Современные борцы с рассредоточенностью утверждают, что надо читать больше книг, и здесь они в долгу перед монахами, приложившими столько усилий для превращения технологии в эффективное подспорье для концентрации внимания. В то же время поиск монахов выходил далеко за пределы собственно технических решений в верстке страниц и написании текста. Они также развивали особые практики, чтобы сама технология не завладела их умами: медленное чтение, совместное чтение, повторяющееся чтение. Сегодня исследователи полагают, что даже видеоигры и телешоу могут помогать концентрироваться, по крайней мере определенные игры и передачи, поданные специфическим образом, и такая точка зрения весьма похожа на монашеское отношение к технологии как таковой {39}.
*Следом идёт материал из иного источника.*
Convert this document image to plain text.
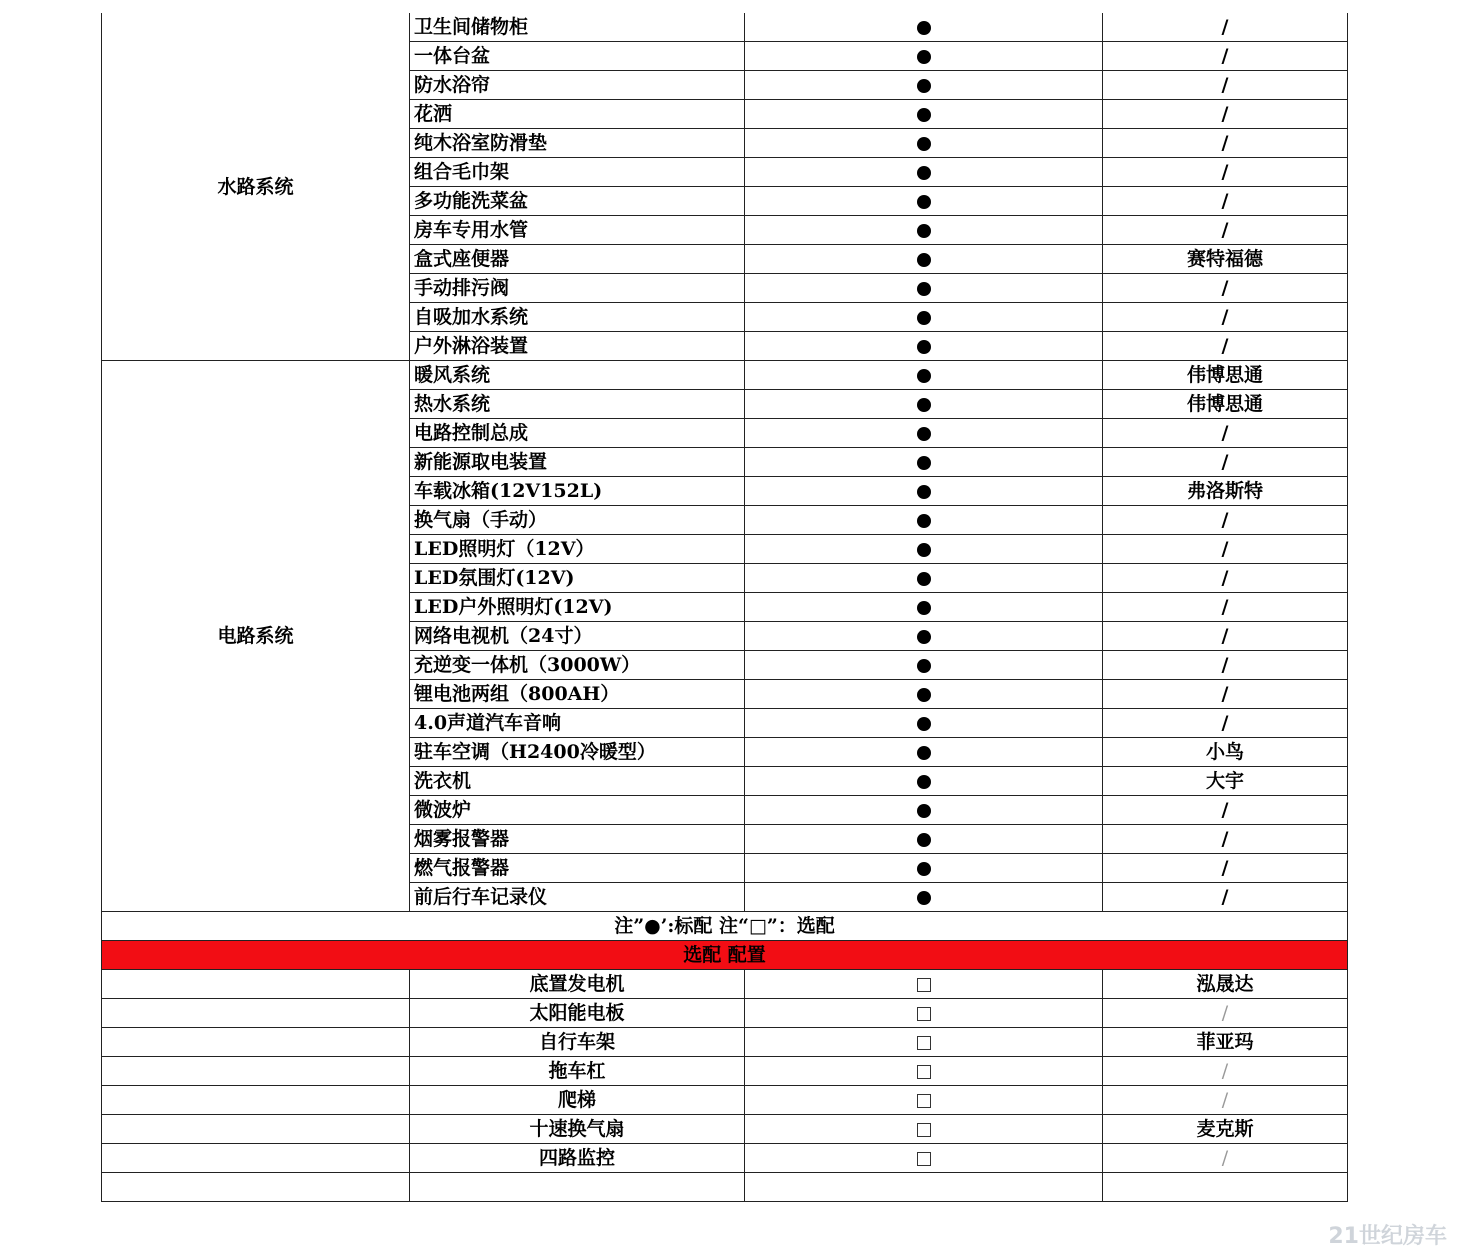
水路系统	卫生间储物柜		/
	一体台盆		/
	防水浴帘		/
	花洒		/
	纯木浴室防滑垫		/
	组合毛巾架		/
	多功能洗菜盆		/
	房车专用水管		/
	盒式座便器		赛特福德
	手动排污阀		/
	自吸加水系统		/
	户外淋浴装置		/
电路系统	暖风系统		伟博思通
	热水系统		伟博思通
	电路控制总成		/
	新能源取电装置		/
	车载冰箱(12V152L)		弗洛斯特
	换气扇（手动）		/
	LED照明灯（12V）		/
	LED氛围灯(12V)		/
	LED户外照明灯(12V)		/
	网络电视机（24寸）		/
	充逆变一体机（3000W）		/
	锂电池两组（800AH）		/
	4.0声道汽车音响		/
	驻车空调（H2400冷暖型）		小鸟
	洗衣机		大宇
	微波炉		/
	烟雾报警器		/
	燃气报警器		/
	前后行车记录仪		/
注”●’:标配 注“□”：选配			
选配 配置			
	底置发电机		泓晟达
	太阳能电板		/
	自行车架		菲亚玛
	拖车杠		/
	爬梯		/
	十速换气扇		麦克斯
	四路监控		/

21世纪房车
Изобретения в области книжного дизайна и практики чтения создали более «дружественный интерфейс» для читателя, но они вовсе не задумывались для того, чтобы упростить содержание рукописей. Характерное для монастырской культуры устремление – искусно визуализировать текст ради того, чтобы читатель мог погрузиться в сложную тематику и оставаться сосредоточенным только на ней {40}. А чтобы фокус внимания не смещался с этих сложных тем, монахи придумали методы чтения и мышления, выходившие за пределы любого отдельно взятого кодекса. Эти методы уводили их в самые глубины памяти.
5. Память
Иоанн Кассиан очень расстраивался, что содержимое памяти отвлекало его даже во время псалмопения, молитвы или чтения, а поэзия, которой он зачитывался в молодые годы, прерывала благочестивые размышления – он говорил, что она «въелась» в его память. Как бы сильно он ни старался выкинуть из головы «глупые басни и военную историю», впитанные его мозгом из множества прочитанных стихов, герои сражений по-прежнему частично составляли ткань его памяти. Кассиан учился у Евагрия, в том числе внимательно наблюдать за отвлекающими факторами «в деле», в момент их непосредственной активности, и, как сам Кассиан признался отцу-пустыннику Нестерою[127]
, его наблюдения внушали ему ощущение безнадежности.Сейчас мы часто жалуемся на провалы в памяти, а вот монахи скорее винили свою память в гиперактивности, ибо она представляла собой дополнительную угрозу их сосредоточенному вниманию. Нестерой, кстати, не бранил Кассиана за то, что тот помнит всю эту ерунду. Он просто полагал, что Кассиан подходит к проблеме не с той стороны. Нельзя полностью опустошить свой ум, как бы ни огорчало тебя его содержимое. Но можно перебрать это содержимое и реорганизовать его, заполнив сознание действительно важными вещами и обеспечив легкий доступ к ним. Он дал Кассиану несколько советов по обустройству ума, основанных на библейском образце: сознание рассматривалось как добротно обставленное, но не захламленное помещение. Помещение описывалось как ковчег с двумя каменными столами, золотой чашей, вырезанным из Иессеева дерева жезлом Аарона и двумя ангелами на страже. Эта обстановка, пояснил Нестерой, представляет в порядке перечисления непоколебимость закона, бездонную память, вечную жизнь, умственное и духовное знание. Вот так может выглядеть преобразованный ум: если очистить его от когнитивного мусора, он становится домом Бога {1}.
Для Нестероя, Кассиана и их современников сами ремонтные работы имели не меньшую важность, чем конечный продукт – именно потому, что они рассматривали память как нечто большее, чем просто набор воспоминаний, большее, чем кладовку для хранения. Да, содержание памяти важно. Воспоминания монаха или монахини всегда пребывали с ним или с ней, предоставляли пищу для размышлений, моделировали восприятие и опыт, служили точкой отсчета для этически верных поступков. Но в то же время память являлась инструментом, с помощью которого из подручного материала конструировались и возводились обновленные ментальные структуры {2}. В поздней Античности и раннем Средневековье именно на базе памяти монахи практиковали один из самых сложных видов концентрации.
Стремясь к такому результату, монахи не просто воспринимали память как некий черный ящик, к чему часто склонны мы в настоящее время, а изучали, как она работает, и, постигнув механизмы, извлекали из них практическую пользу. Они использовали эту стройку и всю строительную технику на ней для реорганизации прошлых мыслей, более глубокого погружения в мысли текущего момента и формирования когнитивных привычек на будущее. Они искали не пассивные, а, скорее, проактивные режимы мышления, чтобы включаться в работу, которая сама по себе предполагала пристальное внимание.